Wakil Gubernur Jawa Timur, Emil Elestianto Dardak, menyebut asset recovery ini sebagai bukti nyata kembalinya manfaat hasil penindakan korupsi kepada masyarakat.
“Kita meyakini bahwa memang upaya pemberantasan korupsi adalah upaya berkelanjutan, upaya yang tidak ada garis finishnya, segala kekurangan-kekurangan secara sistem harus terus dibenahi. Dan Bersama dengan KPK RI, kita tentu senantiasa ingin mewujudkan pemerintah yang bersih transparan dan akuntabel.
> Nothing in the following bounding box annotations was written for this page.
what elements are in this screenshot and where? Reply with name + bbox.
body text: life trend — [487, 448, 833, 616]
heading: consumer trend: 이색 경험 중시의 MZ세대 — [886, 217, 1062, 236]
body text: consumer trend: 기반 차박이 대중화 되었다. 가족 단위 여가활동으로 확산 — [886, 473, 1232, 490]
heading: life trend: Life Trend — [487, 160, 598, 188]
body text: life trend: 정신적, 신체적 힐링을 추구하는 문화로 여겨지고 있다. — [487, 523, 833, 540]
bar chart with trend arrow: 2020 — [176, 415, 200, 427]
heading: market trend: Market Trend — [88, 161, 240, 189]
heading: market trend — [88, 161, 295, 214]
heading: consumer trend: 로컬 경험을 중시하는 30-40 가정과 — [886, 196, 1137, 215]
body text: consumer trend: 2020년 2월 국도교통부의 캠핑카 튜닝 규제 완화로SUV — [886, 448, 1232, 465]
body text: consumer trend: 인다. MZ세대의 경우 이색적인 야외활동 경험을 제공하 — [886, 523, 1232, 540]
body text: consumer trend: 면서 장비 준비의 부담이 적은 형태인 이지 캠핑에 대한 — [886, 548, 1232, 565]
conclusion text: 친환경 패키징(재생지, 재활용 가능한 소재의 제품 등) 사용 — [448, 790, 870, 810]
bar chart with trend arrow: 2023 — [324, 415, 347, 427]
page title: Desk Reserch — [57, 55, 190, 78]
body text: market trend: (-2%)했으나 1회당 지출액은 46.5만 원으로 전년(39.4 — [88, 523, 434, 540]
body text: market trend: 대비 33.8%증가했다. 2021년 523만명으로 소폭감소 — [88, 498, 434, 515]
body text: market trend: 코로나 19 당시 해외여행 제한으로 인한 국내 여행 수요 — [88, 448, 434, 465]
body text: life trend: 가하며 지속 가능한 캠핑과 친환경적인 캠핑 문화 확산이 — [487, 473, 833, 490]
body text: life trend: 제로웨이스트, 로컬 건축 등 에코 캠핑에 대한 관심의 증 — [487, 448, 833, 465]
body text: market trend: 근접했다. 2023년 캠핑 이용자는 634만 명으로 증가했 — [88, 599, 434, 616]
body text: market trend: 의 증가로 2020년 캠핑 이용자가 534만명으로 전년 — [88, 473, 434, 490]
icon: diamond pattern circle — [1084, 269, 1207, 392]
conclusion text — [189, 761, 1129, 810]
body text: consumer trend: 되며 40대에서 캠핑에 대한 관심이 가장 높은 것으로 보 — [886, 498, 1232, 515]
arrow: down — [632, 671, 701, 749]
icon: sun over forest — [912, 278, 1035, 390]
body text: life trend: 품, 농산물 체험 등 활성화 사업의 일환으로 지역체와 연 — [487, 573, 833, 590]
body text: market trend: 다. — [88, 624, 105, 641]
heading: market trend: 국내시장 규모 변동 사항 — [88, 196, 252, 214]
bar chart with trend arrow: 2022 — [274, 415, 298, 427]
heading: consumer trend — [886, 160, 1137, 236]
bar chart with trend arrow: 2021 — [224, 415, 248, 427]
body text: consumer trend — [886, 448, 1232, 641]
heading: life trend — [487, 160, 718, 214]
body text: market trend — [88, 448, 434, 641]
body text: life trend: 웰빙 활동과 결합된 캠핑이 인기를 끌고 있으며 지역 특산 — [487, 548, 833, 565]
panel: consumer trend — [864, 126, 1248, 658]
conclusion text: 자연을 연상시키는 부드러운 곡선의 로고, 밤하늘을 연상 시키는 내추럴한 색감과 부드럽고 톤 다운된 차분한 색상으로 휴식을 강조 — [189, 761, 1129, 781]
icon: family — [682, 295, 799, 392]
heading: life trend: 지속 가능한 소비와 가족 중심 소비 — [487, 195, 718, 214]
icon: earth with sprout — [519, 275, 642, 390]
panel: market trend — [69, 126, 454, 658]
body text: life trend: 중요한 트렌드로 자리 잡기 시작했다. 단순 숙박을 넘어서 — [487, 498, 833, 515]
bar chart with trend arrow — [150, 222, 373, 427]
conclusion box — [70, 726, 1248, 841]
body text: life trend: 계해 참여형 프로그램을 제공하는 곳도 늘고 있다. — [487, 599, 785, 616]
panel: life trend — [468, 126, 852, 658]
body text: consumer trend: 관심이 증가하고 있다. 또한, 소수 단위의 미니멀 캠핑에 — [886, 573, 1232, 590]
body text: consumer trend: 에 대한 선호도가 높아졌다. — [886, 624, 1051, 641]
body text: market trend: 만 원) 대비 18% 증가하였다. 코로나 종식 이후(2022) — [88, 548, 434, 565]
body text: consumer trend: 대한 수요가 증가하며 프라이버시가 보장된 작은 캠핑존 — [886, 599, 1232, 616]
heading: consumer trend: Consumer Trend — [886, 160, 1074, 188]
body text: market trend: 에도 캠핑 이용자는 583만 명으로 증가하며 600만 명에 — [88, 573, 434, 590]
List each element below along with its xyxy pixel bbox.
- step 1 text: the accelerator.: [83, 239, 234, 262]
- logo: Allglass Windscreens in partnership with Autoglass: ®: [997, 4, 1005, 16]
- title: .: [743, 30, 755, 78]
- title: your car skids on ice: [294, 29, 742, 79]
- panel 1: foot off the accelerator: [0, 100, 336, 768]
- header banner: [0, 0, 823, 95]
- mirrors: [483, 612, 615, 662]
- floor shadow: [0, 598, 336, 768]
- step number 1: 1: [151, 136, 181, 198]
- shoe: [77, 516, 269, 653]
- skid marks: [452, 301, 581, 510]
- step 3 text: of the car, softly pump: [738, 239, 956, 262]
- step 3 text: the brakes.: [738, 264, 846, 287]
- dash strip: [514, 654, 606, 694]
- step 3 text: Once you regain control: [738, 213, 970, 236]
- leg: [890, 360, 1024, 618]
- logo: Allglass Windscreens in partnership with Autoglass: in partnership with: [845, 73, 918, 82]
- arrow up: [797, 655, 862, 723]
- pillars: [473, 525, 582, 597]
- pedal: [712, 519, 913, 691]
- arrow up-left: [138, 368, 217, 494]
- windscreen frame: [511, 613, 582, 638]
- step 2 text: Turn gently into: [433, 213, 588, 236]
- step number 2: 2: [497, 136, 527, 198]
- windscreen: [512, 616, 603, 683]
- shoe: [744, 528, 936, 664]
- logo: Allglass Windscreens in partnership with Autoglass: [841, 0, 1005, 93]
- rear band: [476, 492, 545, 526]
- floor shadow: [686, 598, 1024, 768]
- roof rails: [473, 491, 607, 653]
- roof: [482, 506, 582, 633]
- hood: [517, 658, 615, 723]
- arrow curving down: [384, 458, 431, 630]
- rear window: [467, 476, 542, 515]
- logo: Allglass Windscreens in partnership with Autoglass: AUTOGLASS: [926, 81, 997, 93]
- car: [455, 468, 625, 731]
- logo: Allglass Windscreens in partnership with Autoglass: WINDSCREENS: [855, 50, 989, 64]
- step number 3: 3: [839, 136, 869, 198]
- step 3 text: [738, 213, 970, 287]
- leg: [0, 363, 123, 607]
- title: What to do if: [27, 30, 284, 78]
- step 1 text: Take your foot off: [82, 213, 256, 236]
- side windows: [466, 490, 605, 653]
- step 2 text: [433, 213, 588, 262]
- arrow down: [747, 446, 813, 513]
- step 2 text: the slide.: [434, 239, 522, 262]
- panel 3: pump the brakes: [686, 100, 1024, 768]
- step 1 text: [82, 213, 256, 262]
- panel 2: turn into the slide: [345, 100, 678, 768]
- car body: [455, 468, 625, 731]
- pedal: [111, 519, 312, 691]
Apa yang kita lihat hari ini adalah bukti nyata bahwa aset recovery dapat kembali memberi manfaat bagi masyarakat Jawa Timur,” ujar Emil Dardak.
Rincian Aset dan Rencana Pemanfaatan
Pemerintah daerah akan mengoptimalkan aset-aset tersebut untuk mendongkrak pendapatan daerah dan pelayanan publik:
| Penerima | Jenis Aset | Lokasi/Spesifikasi | Nilai Aset | Rencana Pemanfaatan |
| Pemprov Jatim | Tanah & Bangunan | Situbondo (3.967 m2) | Rp2,15 Miliar | Pengembangan pariwisata daerah |
| Pemprov Jatim | 5 Unit Jetski | – | Rp540,8 Juta | Patroli illegal fishing (Dinas Perikanan) |
| Pemkab Mojokerto | 1 Unit Minibus | – | Rp102,5 Juta | Operasional Himpaudi Kabupaten |
KPK: Masyarakat Adalah Korban Utama
Direktur Pelacakan Aset KPK, Mungki Hadipraktikto, menegaskan bahwa penanganan korupsi tidak berhenti pada hukuman badan bagi pelaku, melainkan pada pemulihan aset (asset recovery).
“Proses hibah ini adalah bagian dari pelaksanaan eksekusi putusan pengadilan yang telah berkekuatan hukum tetap. Penanganan perkara korupsi tidak hanya tentang menghukum pelakunya, tetapi bagaimana aset hasil kejahatan tersebut dapat kembali memberi manfaat kepada masyarakat, karena sejatinya masyarakatlah yang menjadi korban utama tindak pidana korupsi,” jelas Mungki.
Selain itu, Sekretaris Daerah Kabupaten Mojokerto, Teguh Gunarko, mengapresiasi sinergi ini sebagai bentuk penguatan moral dalam tata kelola pemerintahan.
“Bagi kami hibah ini merupakan penyerahan aset yang memiliki makna strategis moral dan simbolik yang sangat penting. aset yang diperoleh melalui hukum harus dikembalikan kepada negara lalu dimanfaatkan sebesar-besarnya untuk kepentingan rakyat,” ujar Teguh.